"Bon! I no like heem. He try to take Pierre's place with Medaine. And Pierre, he was strong and tall and straight. Pierre, he could smile—bon! Like you can smile. You look like my Pierre!" came frankly.
"Thanks, Ba'tiste." Barry said it in wholehearted manner. "You don't know how grateful I am for a little true friendliness."
"Grateful? Peuff! You? Bah, you shall go back, and they will ask who helped you when you were hurt, and you—you will not even remember what is the name."
"Hardly that." Barry pulled thoughtfully at the covers. "In the first place, I'm not going back, and in the second, I haven't enough true friends to forget so easily. I—I—" Then his jaw dropped and he lay staring ahead, out to the shadows beneath the pines and the stalwart cross which kept watch there. "I—"

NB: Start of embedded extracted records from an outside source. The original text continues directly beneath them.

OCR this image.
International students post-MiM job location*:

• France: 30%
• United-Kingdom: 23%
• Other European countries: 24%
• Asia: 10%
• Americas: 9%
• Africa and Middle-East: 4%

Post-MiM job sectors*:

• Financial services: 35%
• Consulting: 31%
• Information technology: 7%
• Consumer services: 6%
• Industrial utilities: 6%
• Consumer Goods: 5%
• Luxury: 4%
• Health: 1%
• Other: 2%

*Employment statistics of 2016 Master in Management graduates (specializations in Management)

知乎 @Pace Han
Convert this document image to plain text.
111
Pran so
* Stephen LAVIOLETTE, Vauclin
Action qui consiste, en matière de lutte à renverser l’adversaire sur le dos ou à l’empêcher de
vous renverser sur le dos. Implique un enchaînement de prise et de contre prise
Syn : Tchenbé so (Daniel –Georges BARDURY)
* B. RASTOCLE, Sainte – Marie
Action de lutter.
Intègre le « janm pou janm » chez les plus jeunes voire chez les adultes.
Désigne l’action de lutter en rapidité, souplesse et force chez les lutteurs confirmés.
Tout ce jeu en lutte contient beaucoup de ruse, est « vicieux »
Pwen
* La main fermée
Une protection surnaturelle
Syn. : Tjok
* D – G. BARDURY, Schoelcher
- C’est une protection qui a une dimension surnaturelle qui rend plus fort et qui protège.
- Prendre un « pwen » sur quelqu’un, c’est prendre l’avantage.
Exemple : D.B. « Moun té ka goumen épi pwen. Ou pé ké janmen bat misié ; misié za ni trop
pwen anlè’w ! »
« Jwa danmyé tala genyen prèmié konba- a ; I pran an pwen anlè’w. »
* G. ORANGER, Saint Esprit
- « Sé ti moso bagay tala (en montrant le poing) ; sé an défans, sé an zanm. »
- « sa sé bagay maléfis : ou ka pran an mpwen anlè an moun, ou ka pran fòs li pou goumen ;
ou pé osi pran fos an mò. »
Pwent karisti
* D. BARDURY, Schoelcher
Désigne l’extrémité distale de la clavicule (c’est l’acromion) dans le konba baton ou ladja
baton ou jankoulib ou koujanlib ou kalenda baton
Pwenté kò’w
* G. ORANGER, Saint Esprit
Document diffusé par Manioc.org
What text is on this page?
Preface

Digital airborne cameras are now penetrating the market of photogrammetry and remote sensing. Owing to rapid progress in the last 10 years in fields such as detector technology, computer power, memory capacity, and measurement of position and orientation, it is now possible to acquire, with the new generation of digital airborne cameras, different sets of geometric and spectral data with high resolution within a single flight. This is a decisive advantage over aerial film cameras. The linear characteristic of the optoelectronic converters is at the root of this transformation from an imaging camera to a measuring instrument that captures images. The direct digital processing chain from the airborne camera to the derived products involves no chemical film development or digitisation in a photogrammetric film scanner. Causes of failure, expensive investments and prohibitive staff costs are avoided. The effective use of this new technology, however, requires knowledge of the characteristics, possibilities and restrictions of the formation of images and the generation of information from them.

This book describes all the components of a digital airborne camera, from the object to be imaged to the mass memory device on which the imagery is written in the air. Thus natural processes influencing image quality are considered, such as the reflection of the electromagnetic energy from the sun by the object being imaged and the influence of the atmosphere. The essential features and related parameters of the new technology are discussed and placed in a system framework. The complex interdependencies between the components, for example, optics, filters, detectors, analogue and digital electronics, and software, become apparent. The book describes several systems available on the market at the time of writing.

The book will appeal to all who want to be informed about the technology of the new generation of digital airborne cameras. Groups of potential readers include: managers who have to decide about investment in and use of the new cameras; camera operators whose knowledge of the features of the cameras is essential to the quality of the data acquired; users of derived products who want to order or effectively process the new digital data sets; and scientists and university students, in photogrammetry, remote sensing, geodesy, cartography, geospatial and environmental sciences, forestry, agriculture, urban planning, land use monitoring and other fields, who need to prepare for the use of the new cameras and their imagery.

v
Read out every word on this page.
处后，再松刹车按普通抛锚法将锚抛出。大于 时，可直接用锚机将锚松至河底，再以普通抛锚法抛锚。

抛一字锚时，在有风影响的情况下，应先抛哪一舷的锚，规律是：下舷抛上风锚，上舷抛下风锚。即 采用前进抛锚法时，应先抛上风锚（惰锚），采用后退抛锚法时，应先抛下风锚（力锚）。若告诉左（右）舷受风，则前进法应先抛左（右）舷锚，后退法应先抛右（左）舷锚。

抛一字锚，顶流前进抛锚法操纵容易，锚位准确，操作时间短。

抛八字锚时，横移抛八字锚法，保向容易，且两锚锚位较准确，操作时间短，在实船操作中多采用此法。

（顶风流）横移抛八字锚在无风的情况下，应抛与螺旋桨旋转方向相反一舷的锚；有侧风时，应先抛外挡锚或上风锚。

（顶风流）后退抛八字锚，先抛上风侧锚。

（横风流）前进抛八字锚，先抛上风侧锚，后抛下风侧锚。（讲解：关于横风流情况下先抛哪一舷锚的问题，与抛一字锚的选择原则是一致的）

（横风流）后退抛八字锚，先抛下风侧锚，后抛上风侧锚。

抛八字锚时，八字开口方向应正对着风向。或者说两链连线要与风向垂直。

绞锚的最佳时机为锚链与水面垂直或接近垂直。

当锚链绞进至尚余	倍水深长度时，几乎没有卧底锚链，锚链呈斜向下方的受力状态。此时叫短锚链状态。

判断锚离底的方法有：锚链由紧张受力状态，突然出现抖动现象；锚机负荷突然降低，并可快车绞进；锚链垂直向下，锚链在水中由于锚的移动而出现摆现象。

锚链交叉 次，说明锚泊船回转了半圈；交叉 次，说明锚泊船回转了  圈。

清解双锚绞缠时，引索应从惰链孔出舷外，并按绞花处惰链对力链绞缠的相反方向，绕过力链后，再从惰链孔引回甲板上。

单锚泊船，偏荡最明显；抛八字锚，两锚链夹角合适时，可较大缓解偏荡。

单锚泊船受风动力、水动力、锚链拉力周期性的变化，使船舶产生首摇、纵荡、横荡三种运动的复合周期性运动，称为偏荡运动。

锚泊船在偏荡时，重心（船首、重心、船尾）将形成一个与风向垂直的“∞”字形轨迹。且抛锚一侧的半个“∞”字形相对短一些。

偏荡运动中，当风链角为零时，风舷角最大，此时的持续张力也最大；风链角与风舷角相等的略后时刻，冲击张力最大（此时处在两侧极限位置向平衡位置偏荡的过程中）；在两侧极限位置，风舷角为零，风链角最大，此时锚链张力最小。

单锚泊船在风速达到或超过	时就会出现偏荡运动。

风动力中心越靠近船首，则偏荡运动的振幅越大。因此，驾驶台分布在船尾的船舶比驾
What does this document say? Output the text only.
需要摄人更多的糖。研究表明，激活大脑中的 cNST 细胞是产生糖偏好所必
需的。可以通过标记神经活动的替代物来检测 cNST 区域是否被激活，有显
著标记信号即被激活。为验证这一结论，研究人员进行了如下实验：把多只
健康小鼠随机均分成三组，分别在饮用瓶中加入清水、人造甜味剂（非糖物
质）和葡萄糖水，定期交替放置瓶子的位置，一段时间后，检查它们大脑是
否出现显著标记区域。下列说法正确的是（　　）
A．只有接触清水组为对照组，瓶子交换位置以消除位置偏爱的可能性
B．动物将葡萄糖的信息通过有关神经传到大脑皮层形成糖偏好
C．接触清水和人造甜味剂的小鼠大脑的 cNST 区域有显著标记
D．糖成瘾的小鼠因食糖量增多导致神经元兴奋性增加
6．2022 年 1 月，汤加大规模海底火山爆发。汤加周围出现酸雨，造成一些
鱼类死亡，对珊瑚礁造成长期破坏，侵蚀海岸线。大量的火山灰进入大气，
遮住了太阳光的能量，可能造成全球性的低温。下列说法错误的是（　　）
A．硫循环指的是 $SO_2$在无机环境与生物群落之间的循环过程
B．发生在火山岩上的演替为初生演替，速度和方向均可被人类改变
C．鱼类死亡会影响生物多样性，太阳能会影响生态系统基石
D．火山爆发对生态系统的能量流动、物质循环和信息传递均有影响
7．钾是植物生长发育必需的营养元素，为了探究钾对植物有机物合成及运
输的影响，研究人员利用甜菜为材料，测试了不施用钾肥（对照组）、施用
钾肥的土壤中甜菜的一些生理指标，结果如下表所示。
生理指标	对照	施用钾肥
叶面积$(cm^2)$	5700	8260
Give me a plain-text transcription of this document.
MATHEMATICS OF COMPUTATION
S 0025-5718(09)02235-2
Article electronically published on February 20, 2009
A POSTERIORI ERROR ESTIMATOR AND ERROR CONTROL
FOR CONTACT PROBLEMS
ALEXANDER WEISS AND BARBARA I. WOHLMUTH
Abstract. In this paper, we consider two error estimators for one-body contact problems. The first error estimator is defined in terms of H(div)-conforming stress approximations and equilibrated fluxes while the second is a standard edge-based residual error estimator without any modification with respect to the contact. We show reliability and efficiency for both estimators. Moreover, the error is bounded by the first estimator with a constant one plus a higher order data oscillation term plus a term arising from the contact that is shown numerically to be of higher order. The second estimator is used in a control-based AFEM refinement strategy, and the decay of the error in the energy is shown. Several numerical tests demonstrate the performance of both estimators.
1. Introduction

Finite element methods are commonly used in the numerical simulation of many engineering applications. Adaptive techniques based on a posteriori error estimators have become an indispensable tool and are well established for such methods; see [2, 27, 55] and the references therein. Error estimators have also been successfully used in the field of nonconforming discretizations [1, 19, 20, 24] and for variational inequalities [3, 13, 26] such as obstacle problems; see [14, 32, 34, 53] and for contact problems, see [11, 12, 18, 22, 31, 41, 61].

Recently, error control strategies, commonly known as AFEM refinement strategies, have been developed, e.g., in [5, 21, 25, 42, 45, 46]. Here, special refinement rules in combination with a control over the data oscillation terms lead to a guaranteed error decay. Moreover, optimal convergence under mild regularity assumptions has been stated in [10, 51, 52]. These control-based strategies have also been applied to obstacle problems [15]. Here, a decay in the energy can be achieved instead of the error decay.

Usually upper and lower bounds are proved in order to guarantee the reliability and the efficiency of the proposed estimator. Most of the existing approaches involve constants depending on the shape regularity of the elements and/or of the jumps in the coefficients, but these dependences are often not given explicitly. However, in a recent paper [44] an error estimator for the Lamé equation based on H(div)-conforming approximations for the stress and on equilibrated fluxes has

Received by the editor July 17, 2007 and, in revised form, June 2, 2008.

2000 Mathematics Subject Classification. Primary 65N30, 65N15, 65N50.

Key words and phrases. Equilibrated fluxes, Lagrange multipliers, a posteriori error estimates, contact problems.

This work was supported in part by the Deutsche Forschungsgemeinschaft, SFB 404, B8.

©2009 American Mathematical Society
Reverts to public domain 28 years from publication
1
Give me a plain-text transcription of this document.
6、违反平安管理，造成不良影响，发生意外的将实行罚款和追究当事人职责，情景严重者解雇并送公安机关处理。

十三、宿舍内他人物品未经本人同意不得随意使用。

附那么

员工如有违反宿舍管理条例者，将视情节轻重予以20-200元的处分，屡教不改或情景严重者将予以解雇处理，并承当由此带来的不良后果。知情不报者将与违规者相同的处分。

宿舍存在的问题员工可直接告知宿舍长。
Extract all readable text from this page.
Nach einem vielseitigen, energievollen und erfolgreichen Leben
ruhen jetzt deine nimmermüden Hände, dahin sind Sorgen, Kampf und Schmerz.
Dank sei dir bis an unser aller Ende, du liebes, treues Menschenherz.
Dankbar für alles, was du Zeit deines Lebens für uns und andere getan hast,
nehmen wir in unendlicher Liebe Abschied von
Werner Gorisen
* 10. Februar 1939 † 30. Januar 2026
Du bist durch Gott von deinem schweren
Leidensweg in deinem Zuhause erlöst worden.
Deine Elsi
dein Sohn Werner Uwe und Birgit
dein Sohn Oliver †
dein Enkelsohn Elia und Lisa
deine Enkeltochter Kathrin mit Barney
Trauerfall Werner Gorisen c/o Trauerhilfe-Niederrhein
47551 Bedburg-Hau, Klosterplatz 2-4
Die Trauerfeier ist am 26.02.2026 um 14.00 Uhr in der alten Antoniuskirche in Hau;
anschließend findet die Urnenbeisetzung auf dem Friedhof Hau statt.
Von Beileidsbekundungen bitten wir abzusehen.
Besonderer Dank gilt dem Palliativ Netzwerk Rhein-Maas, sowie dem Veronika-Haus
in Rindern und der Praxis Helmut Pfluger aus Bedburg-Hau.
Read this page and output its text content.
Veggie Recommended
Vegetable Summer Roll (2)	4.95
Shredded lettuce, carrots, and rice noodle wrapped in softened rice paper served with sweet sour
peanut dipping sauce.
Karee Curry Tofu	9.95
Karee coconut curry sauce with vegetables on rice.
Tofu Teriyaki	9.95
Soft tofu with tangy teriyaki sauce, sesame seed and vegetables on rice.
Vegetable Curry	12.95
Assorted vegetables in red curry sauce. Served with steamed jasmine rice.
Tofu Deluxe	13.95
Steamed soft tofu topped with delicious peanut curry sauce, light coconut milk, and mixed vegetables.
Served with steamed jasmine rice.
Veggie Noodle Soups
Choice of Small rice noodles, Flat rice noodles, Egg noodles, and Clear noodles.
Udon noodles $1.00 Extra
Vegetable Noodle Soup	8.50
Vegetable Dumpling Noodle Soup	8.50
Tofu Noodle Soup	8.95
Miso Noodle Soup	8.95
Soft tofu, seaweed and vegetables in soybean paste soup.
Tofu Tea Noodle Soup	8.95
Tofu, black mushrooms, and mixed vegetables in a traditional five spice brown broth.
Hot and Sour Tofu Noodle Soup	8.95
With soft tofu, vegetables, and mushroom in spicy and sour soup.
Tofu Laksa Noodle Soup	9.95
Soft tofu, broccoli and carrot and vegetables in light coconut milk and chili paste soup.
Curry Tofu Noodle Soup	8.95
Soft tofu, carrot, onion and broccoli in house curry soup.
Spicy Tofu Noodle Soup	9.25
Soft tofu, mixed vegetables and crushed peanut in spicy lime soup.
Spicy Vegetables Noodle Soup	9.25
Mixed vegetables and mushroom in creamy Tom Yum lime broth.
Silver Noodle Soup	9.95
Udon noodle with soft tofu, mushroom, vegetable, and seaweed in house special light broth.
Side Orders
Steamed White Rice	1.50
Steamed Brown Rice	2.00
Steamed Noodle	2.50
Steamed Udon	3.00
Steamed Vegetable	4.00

"You act funny again. You act like you act when I talk about my Julienne. Why you do eet?"
Barry Houston did not answer at once. Old scenes were flooding through his brain, old agonies that reflected themselves upon his features, old sorrows, old horrors. His eyes grew cold and lifeless, his hands white and drawn, his features haggard. The chuckle left the lips of Ba'tiste Renaud. He moved swiftly, almost sinuously to the bed, and gripped the younger man by his uninjured arm. His eyes came close to Barry Houston, his voice was sharp, tense, commanding:
"You! Why you act like that when I talk about murder? Why you get pale, huh? Why you get pale?"
CHAPTER V
The gaze of Ba'tiste Renaud was strained as he asked the question, his manner tense, excited. Through sheer determination, Barry forced a smile and pulled himself back to at least a semblance of composure.